Selon l'OMS, 45% des décès d'enfants sont liés à la malnutrition[1]. Chaque année au Nigeria, la malnutrition coûte la vie à environ un million d'enfants de moins de cinq ans. L'insurrection et le déplacement consécutif de nombreuses familles dans le nord du Nigeria ces derniers temps ont conduit de nombreux experts à penser que ce chiffre pourrait être encore plus élevé.

La malnutrition rend les enfants plus vulnérables aux infections, plus enclins à contracter des maladies graves et augmente leur risque de mortalité[i]. Pour enrayer la malnutrition au Nigeria, plusieurs programmes gouvernementaux et soutenus par des donateurs ont été mis en place, notamment des conseils nutritionnels, des programmes de jardinage, la gestion communautaire de la malnutrition aiguë (CMAM)[2] et, plus récemment, des programmes d'alimentation scolaire[ii]. Bien qu'il existe plusieurs types de malnutrition, à savoir la malnutrition chronique, la malnutrition aiguë et les carences en micronutriments, cet article se concentre sur la malnutrition aiguë.

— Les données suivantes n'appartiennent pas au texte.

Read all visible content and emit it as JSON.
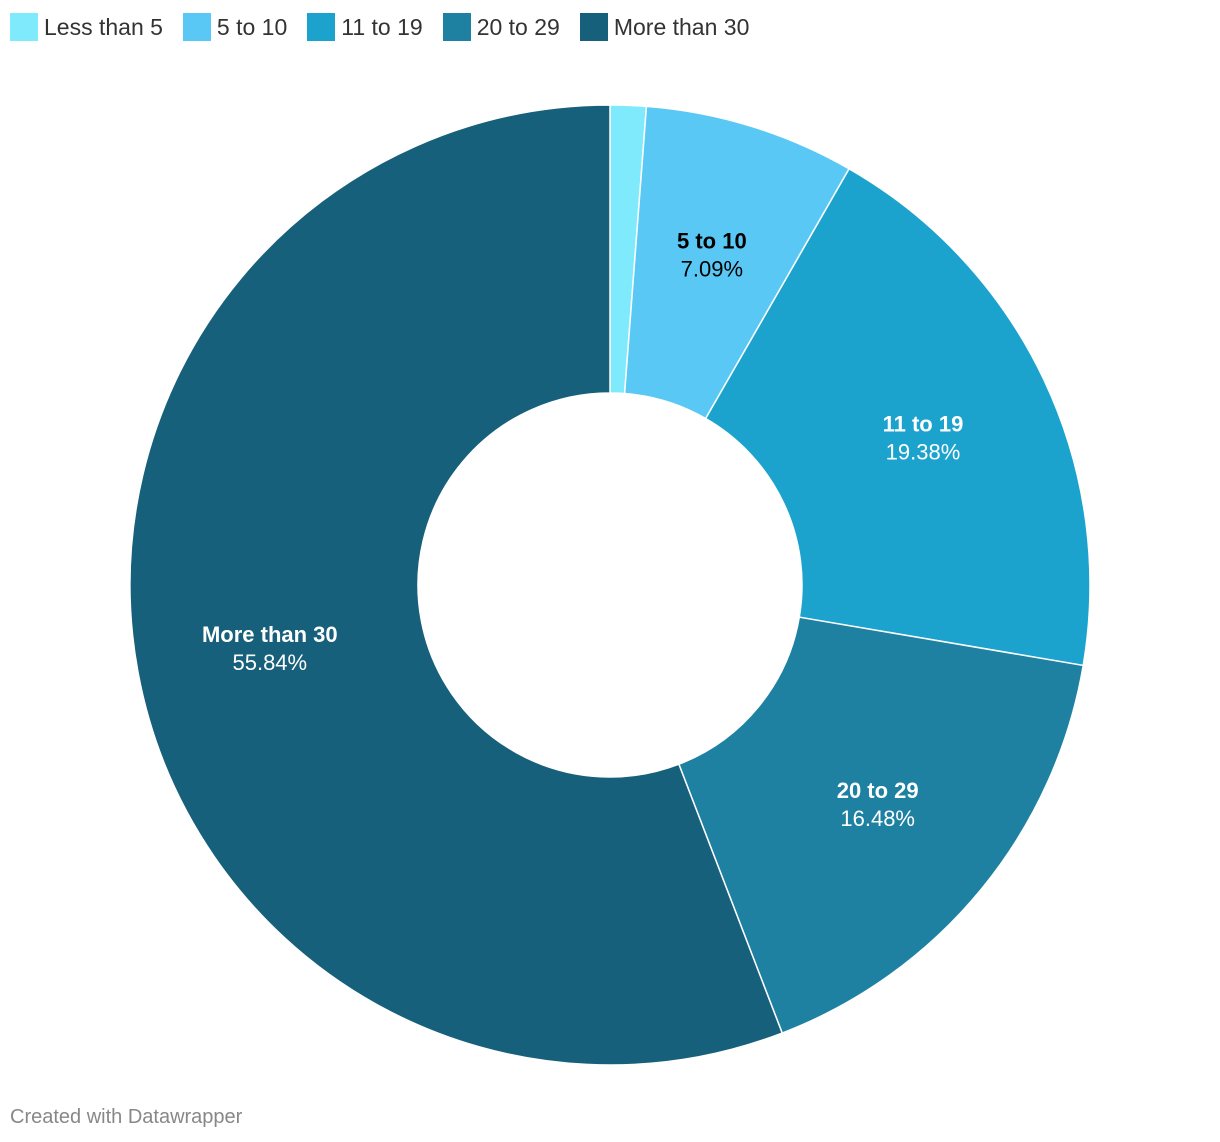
{
  "chart_data": {
    "type": "pie",
    "variant": "donut",
    "categories": [
      "Less than 5",
      "5 to 10",
      "11 to 19",
      "20 to 29",
      "More than 30"
    ],
    "values": [
      1.21,
      7.09,
      19.38,
      16.48,
      55.84
    ],
    "labels": [
      "",
      "7.09%",
      "19.38%",
      "16.48%",
      "55.84%"
    ],
    "colors": [
      "#7EEAFC",
      "#59C8F5",
      "#1BA3CE",
      "#1E81A2",
      "#17607B"
    ],
    "label_colors": [
      "#000000",
      "#000000",
      "#ffffff",
      "#ffffff",
      "#ffffff"
    ],
    "legend_position": "top-left"
  },
  "footer": {
    "credit": "Created with Datawrapper"
  }
}
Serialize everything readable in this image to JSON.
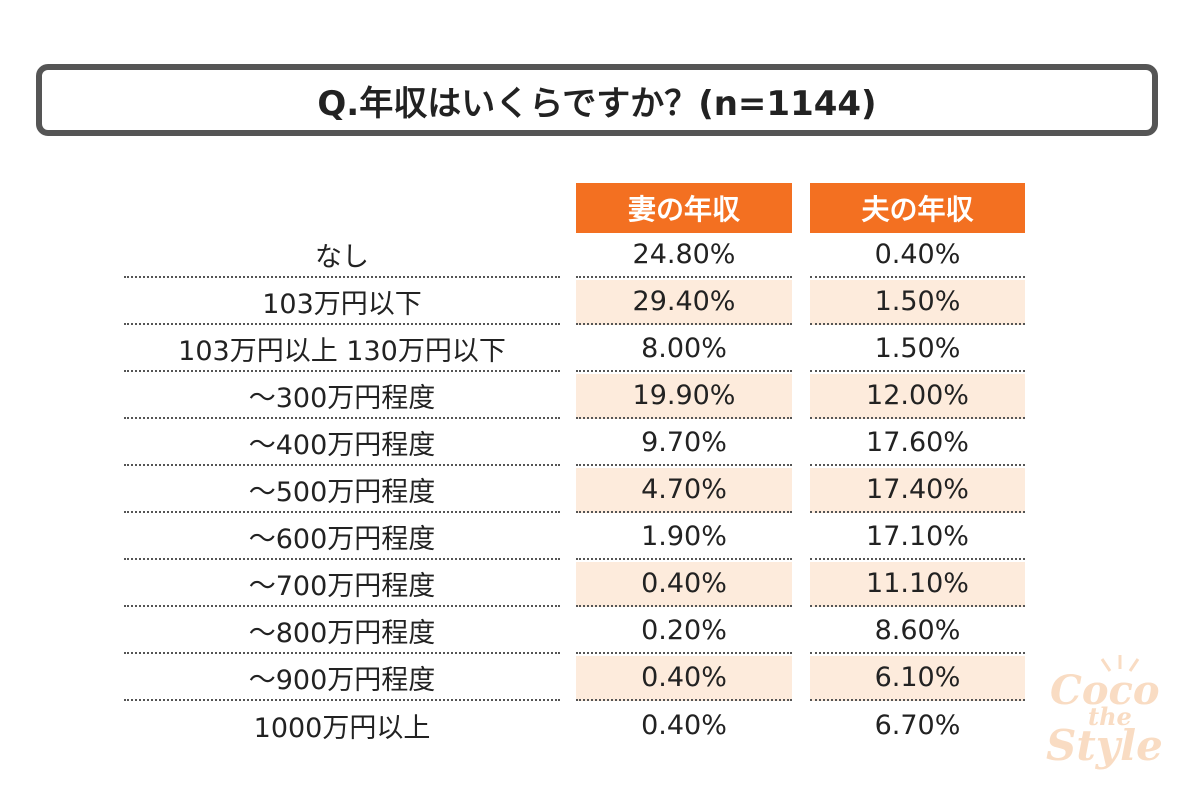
{
  "title": "Q.年収はいくらですか？(n=1144)",
  "chart_data": {
    "type": "table",
    "columns": [
      "妻の年収",
      "夫の年収"
    ],
    "rows": [
      {
        "label": "なし",
        "wife": "24.80%",
        "husband": "0.40%"
      },
      {
        "label": "103万円以下",
        "wife": "29.40%",
        "husband": "1.50%"
      },
      {
        "label": "103万円以上 130万円以下",
        "wife": "8.00%",
        "husband": "1.50%"
      },
      {
        "label": "～300万円程度",
        "wife": "19.90%",
        "husband": "12.00%"
      },
      {
        "label": "～400万円程度",
        "wife": "9.70%",
        "husband": "17.60%"
      },
      {
        "label": "～500万円程度",
        "wife": "4.70%",
        "husband": "17.40%"
      },
      {
        "label": "～600万円程度",
        "wife": "1.90%",
        "husband": "17.10%"
      },
      {
        "label": "～700万円程度",
        "wife": "0.40%",
        "husband": "11.10%"
      },
      {
        "label": "～800万円程度",
        "wife": "0.20%",
        "husband": "8.60%"
      },
      {
        "label": "～900万円程度",
        "wife": "0.40%",
        "husband": "6.10%"
      },
      {
        "label": "1000万円以上",
        "wife": "0.40%",
        "husband": "6.70%"
      }
    ]
  },
  "colors": {
    "header_bg": "#f37021",
    "header_text": "#ffffff",
    "row_shade": "#fdebdc",
    "border": "#555555"
  },
  "watermark": {
    "line1": "Coco",
    "line2": "the",
    "line3": "Style"
  }
}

La malnutrition aiguë survient lorsque les enfants perdent rapidement du poids en raison d'un régime alimentaire qui ne couvre pas leurs besoins nutritionnels. La malnutrition aiguë revêt une grande importance pour la santé publique, en raison des effets à long terme qu'elle a sur les enfants. Il existe deux types de malnutrition : la malnutrition aiguë sévère et la malnutrition aiguë modérée. Les enfants souffrant de malnutrition sévère sont visiblement amaigris, ont l'air secs et âgés, ou présentent des signes de gonflement : l'enfant semble bouffi et est généralement irritable, faible et fatigué. Les enfants souffrant de malnutrition modérée paraissent également amaigris et ont un poids très faible pour leur âge. Les enfants souffrant de malnutrition aiguë sont incapables de lutter efficacement contre les infections et ont une mauvaise mémoire cognitive, ce qui affecte leur capacité d'apprentissage.

Selon l'enquête démographique et sanitaire nationale (NDHS) de 2013, 18 % des enfants de moins de 5 ans au Nigéria souffrent de malnutrition aiguë. Entre 2008 et 2013, la prévalence de la malnutrition aiguë modérée (MAM) a augmenté de 41 % et celle de la malnutrition aiguë sévère (MAS) de 98 % au Nigéria[iii]. Cette augmentation de la prévalence de la MAS de près de 100 % sur une période de cinq ans, associée à d'autres indices de malnutrition médiocres, justifie en quelque sorte l'approche du Nigéria en matière de malnutrition, qui utilise la gestion communautaire de la malnutrition aiguë (CMAM) pour résoudre le problème.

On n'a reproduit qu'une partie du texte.